= Exploding trousers =

Phenomenon where trousers burst into flames

In New Zealand in the 1930s, farmers reportedly had trouble with exploding trousers as a result of attempts to control ragwort, an agricultural weed.

Farmers had been spraying sodium chlorate, a government recommended weedkiller, onto the ragwort, and some of the spray had ended up on their clothes. Sodium chlorate is a strong oxidizing agent, and reacted with the organic fibres (i.e., the wool and the cotton) of the clothes. Reports had farmers' trousers variously smoldering and bursting into flame, particularly when exposed to heat or naked flames. One report had trousers that were hanging on a washing line starting to smoke. There were also several reports of trousers exploding while farmers were wearing them, causing severe burns.

The history was written up by James Watson of Massey University in a widely reported article, "The Significance of Mr. Richard Buckley's Exploding Trousers" − which later won him an Ig Nobel Prize.

==On television==
In their May 2006 "Exploding Pants" episode the popular U.S. television show MythBusters investigated the idea that trousers could explode based on the events of New Zealand in the 1930s.
Experimenters tested four substances on 100% cotton overalls:
- a paste comprising a mixture of gunpowder and water;
- a "herbicide from the 1930s" which was sodium chlorate, a potentially explosive herbicide used at the time of the events;
- a "fertilizer from the 1930s" which was ammonium nitrate mixed with a liquid fuel (most likely diesel, as an ammonium nitrate bottle, with the label facing the camera, was in the foreground of the shot, in the presence of a red plastic fuel can on the table);
- gun cotton, the common name for nitrocellulose.

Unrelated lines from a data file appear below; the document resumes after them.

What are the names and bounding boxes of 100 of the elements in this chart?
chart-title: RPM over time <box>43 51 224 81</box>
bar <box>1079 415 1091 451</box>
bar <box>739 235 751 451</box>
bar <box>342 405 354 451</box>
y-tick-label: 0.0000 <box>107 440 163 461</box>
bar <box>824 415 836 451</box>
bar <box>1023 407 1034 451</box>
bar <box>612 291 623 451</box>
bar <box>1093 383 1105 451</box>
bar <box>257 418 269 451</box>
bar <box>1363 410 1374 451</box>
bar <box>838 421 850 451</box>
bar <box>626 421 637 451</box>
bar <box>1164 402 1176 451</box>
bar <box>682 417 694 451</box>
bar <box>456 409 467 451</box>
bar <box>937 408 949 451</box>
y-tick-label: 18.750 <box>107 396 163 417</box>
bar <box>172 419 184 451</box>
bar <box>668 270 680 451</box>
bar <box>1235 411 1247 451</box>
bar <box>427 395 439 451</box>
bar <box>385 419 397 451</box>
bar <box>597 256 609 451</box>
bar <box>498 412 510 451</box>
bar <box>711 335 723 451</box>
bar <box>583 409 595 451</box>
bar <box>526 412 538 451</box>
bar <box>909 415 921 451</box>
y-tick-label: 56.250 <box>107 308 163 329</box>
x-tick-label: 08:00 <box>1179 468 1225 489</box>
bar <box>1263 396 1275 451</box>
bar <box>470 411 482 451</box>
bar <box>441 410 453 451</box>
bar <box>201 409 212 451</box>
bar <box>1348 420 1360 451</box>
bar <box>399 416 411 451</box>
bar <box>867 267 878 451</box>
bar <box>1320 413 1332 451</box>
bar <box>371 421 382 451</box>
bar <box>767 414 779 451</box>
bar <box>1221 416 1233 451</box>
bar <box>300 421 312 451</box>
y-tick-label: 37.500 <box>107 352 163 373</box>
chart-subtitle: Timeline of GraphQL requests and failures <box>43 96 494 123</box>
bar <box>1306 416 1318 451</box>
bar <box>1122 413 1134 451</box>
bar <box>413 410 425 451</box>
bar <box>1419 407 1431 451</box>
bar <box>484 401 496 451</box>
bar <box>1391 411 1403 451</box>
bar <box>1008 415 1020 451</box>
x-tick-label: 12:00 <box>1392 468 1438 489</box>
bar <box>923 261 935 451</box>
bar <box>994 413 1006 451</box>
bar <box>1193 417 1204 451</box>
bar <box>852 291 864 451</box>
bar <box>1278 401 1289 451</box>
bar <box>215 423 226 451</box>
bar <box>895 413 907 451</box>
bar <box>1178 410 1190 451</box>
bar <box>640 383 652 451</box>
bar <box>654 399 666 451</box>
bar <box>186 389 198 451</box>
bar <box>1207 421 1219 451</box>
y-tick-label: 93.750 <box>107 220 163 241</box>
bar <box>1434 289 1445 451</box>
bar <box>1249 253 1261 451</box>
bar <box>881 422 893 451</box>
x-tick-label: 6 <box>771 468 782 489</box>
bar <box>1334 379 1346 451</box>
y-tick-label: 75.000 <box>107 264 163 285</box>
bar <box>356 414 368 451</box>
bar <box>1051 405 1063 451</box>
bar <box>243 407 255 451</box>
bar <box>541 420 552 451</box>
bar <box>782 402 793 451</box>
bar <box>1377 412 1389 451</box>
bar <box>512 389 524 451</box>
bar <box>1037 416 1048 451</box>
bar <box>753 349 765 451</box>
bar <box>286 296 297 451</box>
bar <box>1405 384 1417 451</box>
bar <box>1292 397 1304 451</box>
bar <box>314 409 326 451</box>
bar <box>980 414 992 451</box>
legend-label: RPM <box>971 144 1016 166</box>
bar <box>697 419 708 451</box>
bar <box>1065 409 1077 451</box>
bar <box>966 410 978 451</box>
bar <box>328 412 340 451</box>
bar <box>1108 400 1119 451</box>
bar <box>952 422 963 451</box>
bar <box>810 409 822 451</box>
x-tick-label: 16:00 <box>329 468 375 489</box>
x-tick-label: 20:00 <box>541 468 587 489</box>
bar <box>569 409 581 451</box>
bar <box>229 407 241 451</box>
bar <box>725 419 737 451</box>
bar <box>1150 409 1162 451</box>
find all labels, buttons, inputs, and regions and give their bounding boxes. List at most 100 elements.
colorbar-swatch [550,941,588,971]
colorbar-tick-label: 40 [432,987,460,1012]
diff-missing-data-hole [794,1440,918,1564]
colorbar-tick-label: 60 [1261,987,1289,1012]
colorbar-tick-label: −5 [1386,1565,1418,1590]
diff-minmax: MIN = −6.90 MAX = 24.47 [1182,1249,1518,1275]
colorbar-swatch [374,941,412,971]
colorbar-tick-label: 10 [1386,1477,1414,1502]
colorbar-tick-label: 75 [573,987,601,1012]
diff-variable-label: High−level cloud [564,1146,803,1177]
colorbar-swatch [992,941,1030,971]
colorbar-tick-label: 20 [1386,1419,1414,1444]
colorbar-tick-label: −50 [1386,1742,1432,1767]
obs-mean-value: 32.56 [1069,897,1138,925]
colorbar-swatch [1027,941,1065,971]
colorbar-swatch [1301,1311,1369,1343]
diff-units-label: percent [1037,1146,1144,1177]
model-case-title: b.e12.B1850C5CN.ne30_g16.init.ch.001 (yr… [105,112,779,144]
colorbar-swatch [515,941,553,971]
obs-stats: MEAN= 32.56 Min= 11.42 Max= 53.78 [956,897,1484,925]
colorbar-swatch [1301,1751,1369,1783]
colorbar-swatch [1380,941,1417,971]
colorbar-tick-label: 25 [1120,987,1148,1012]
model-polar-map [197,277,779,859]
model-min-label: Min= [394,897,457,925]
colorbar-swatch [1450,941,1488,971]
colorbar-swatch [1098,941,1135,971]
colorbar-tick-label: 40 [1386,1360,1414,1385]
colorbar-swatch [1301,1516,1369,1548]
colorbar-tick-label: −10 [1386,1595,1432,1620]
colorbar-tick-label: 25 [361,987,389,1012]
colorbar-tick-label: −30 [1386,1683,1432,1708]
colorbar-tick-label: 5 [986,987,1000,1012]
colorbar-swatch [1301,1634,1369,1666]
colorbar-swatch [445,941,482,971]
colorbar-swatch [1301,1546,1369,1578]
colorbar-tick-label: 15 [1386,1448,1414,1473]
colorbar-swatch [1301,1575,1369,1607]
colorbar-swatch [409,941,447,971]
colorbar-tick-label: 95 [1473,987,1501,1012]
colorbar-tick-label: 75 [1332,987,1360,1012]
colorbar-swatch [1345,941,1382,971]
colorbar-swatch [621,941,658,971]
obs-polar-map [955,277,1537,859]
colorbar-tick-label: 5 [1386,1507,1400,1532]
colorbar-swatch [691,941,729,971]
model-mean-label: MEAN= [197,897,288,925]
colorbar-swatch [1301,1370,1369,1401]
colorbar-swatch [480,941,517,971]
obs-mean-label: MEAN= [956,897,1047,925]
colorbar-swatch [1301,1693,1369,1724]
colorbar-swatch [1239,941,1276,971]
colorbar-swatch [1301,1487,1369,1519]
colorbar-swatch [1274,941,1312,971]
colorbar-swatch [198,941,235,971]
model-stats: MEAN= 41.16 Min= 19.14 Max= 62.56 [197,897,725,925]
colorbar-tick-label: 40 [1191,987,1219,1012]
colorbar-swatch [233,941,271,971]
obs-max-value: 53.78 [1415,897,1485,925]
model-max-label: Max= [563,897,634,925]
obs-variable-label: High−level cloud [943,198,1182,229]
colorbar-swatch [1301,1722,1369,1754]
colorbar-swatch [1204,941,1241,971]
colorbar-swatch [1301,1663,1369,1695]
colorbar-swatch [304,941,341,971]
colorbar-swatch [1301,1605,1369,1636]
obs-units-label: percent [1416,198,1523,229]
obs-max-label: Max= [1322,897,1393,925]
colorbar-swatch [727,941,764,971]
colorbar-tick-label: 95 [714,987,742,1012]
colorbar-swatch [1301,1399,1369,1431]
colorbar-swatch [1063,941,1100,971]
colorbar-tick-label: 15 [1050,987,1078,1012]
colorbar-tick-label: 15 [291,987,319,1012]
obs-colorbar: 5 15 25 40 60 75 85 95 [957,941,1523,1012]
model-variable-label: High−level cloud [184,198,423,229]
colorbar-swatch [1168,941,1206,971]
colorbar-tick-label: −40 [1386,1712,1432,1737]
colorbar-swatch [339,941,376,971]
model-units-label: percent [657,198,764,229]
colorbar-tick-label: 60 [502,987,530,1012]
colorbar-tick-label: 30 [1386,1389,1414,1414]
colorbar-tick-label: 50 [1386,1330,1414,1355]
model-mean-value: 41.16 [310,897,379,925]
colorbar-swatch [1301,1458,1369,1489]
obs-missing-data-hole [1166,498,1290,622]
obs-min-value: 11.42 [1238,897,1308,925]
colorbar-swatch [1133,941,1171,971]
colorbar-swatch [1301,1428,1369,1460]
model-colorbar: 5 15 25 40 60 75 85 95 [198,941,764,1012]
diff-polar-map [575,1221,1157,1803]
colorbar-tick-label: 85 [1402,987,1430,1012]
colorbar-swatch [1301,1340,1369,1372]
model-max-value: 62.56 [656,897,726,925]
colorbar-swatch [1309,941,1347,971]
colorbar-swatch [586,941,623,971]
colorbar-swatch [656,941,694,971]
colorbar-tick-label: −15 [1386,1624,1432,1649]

Each was put to four different ignition methods: flame, radiant heat, friction, and impact. Although not naming "the herbicide" as sodium chlorate, they confirmed that trousers impregnated therewith would indeed vigorously combust upon exposure to flame, radiant heat, and impact, though their friction tests did not cause ignition. However, combustion (i.e. an exothermic chemical reaction between a fuel and an oxidant) is not the same as an explosion, which involves a rapid increase in volume accompanied by the release of energy in an extreme manner (i.e. a shock wave). Even so, a person witnessing such an event (especially if they were wearing the trousers) would likely describe such a sudden event as an explosion.

The tests also revealed that none of the other three substances caused combustion of the trousers, thus indicating that sodium chlorate was probably a cause for the events that occurred.